I was wondering whether LE provides any API access for academic research purposes? For example, data on when certificates get issued, how often they are renewed, how many first-time certificates are requested, etc.
Can't you use certificate logs for that kind of information? No LE API required for the things you're mentioning now.
Yes, CT logs would work for this, but it requires parsing many logs and a large bulk of data. I know solutions such as censys.io provide database lookups to such information, but it is fairly limited in its number of queries per month, even with researcher access. I was therefore wondering whether LE had a similar type of database (limited to LE certificates of course) to which they provide access.
They provide a few high-level statistics:
But I think for more in-depth studies, your best bet is to do the CT Log scanning and aggregation yourself. Yes, it's many logs and a large bulk of data to trudge through, but then all the data is there for you to analyze however you want.
I'm sure Let's Encrypt has monitoring of some other statistics, and of course they have the raw data too (at least for active certificates), but I'm not aware of any existing "researcher" program to get access to it, and I'm guessing their database is hard enough to manage themselves without giving other people access too. And this kind of analysis is (in part) exactly why Certificate Transparency exists.
We don't have a lot of "data infrastructure" ourselves to make sharing this kind of data easy, and as such we only really have Certificate Transparency available.
Not speaking on behalf of LE or ISRG, just my own opinion: But I do wish this sort of better indexed data set existed, not just for Let's Encrypt but for the entire WebPKI. I've been thinking about how to make this available. The amount of data in all of Certificate Transparency is about 50 - 100 terabytes (by some of my estimations, which may not be quite right). That's well within reason to index in more digestible formats and even store on a single server, but big enough that it would be expensive to host publicly (Expensive enough I wouldn't do it personally). The operational constraints on CT are quite tight, and having people scraping CT servers can be annoying if it leads to too much load.
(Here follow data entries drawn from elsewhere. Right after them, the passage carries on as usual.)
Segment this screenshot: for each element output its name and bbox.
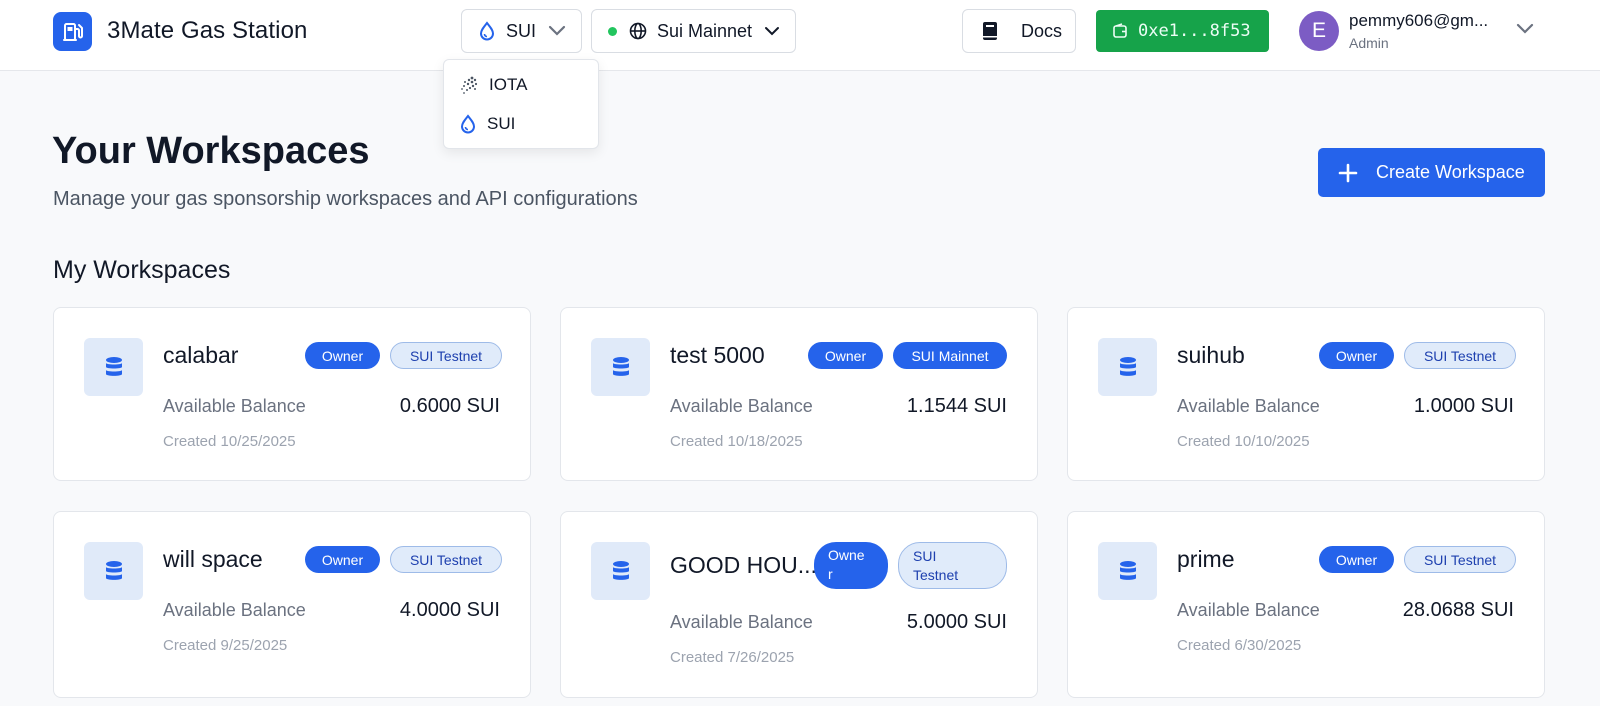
role-badge: Owner xyxy=(305,342,380,369)
database-icon xyxy=(84,338,143,396)
network-badge: SUI Testnet xyxy=(1404,342,1516,369)
balance-label: Available Balance xyxy=(1177,600,1320,620)
network-select[interactable]: Sui Mainnet xyxy=(591,9,796,53)
database-icon xyxy=(84,542,143,600)
docs-button[interactable]: Docs xyxy=(962,9,1076,53)
created-date: Created 10/18/2025 xyxy=(670,433,803,450)
role-badge: Owne r xyxy=(814,542,888,589)
chevron-down-icon[interactable] xyxy=(1515,22,1535,36)
top-bar: 3Mate Gas Station SUI Sui Mainnet Docs 0… xyxy=(0,0,1600,71)
workspace-card[interactable]: prime Owner SUI Testnet Available Balanc… xyxy=(1067,511,1545,698)
network-badge: SUI Mainnet xyxy=(893,342,1007,369)
role-badge: Owner xyxy=(1319,546,1394,573)
chevron-down-icon xyxy=(548,25,566,36)
balance-value: 4.0000 SUI xyxy=(399,599,500,621)
iota-icon xyxy=(461,76,478,94)
workspace-card[interactable]: GOOD HOU... Owne r SUI Testnet Available… xyxy=(560,511,1038,698)
balance-value: 5.0000 SUI xyxy=(906,611,1007,633)
gas-station-logo-icon[interactable] xyxy=(53,12,92,51)
create-workspace-label: Create Workspace xyxy=(1376,162,1525,182)
wallet-address: 0xe1...8f53 xyxy=(1138,21,1251,41)
globe-icon xyxy=(629,22,647,40)
balance-value: 0.6000 SUI xyxy=(399,395,500,417)
balance-label: Available Balance xyxy=(163,600,306,620)
balance-value: 1.0000 SUI xyxy=(1413,395,1514,417)
created-date: Created 6/30/2025 xyxy=(1177,637,1302,654)
created-date: Created 10/25/2025 xyxy=(163,433,296,450)
network-badge: SUI Testnet xyxy=(390,546,502,573)
network-badge: SUI Testnet xyxy=(898,542,1007,589)
app-title: 3Mate Gas Station xyxy=(107,17,308,44)
chevron-down-icon xyxy=(765,27,780,36)
droplet-icon xyxy=(479,21,495,41)
chain-select[interactable]: SUI xyxy=(461,9,582,53)
database-icon xyxy=(591,338,650,396)
balance-label: Available Balance xyxy=(163,396,306,416)
workspace-card[interactable]: will space Owner SUI Testnet Available B… xyxy=(53,511,531,698)
database-icon xyxy=(591,542,650,600)
create-workspace-button[interactable]: Create Workspace xyxy=(1318,148,1545,197)
workspace-name: calabar xyxy=(163,342,239,368)
balance-label: Available Balance xyxy=(670,396,813,416)
workspace-name: GOOD HOU... xyxy=(670,552,817,578)
book-icon xyxy=(983,22,997,40)
chain-dropdown-menu: IOTA SUI xyxy=(443,59,599,149)
page-subtitle: Manage your gas sponsorship workspaces a… xyxy=(53,188,638,210)
dropdown-item-label: SUI xyxy=(487,114,516,133)
user-role: Admin xyxy=(1349,35,1389,51)
network-badge: SUI Testnet xyxy=(390,342,502,369)
plus-icon xyxy=(1338,163,1358,182)
network-select-value: Sui Mainnet xyxy=(657,20,753,41)
workspace-card[interactable]: calabar Owner SUI Testnet Available Bala… xyxy=(53,307,531,481)
page-title: Your Workspaces xyxy=(52,130,370,172)
dropdown-item-label: IOTA xyxy=(489,75,528,94)
balance-label: Available Balance xyxy=(670,612,813,632)
network-status-dot xyxy=(608,26,617,36)
role-badge: Owner xyxy=(305,546,380,573)
avatar[interactable]: E xyxy=(1299,11,1339,51)
dropdown-item-iota[interactable]: IOTA xyxy=(459,73,527,97)
balance-label: Available Balance xyxy=(1177,396,1320,416)
role-badge: Owner xyxy=(808,342,883,369)
created-date: Created 9/25/2025 xyxy=(163,637,288,654)
wallet-icon xyxy=(1113,23,1127,38)
workspace-card[interactable]: test 5000 Owner SUI Mainnet Available Ba… xyxy=(560,307,1038,481)
section-title: My Workspaces xyxy=(53,256,231,284)
workspace-card[interactable]: suihub Owner SUI Testnet Available Balan… xyxy=(1067,307,1545,481)
user-email[interactable]: pemmy606@gm... xyxy=(1349,11,1501,31)
role-badge: Owner xyxy=(1319,342,1394,369)
network-badge: SUI Testnet xyxy=(1404,546,1516,573)
workspace-name: prime xyxy=(1177,546,1235,572)
workspace-name: suihub xyxy=(1177,342,1245,368)
wallet-button[interactable]: 0xe1...8f53 xyxy=(1096,10,1269,52)
workspace-name: will space xyxy=(163,546,263,572)
chain-select-value: SUI xyxy=(506,20,537,41)
dropdown-item-sui[interactable]: SUI xyxy=(459,112,515,136)
database-icon xyxy=(1098,542,1157,600)
created-date: Created 10/10/2025 xyxy=(1177,433,1310,450)
database-icon xyxy=(1098,338,1157,396)
created-date: Created 7/26/2025 xyxy=(670,649,795,666)
docs-label: Docs xyxy=(1021,20,1063,41)
workspace-name: test 5000 xyxy=(670,342,765,368)
droplet-icon xyxy=(460,114,476,134)
balance-value: 1.1544 SUI xyxy=(906,395,1007,417)
balance-value: 28.0688 SUI xyxy=(1402,599,1514,621)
doesn't external ct monitor practically have to download the log entirely to verify log's soundness, as they need to calculate hash tree of all the certificates in it?
I think the oak (CT log) will have all the certificates LE signed (in 2022) in it.
I wish this was available too. In one of our commercial products, we track the history of domains - IP addresses, whois changes, etc. We were trying to track Certificate history as well - to track a given domain's relation to other domains vis shared certificates - but that required forking/patching a lot of fragile bits in Python's urrlib3... and it's just a pain to keep up.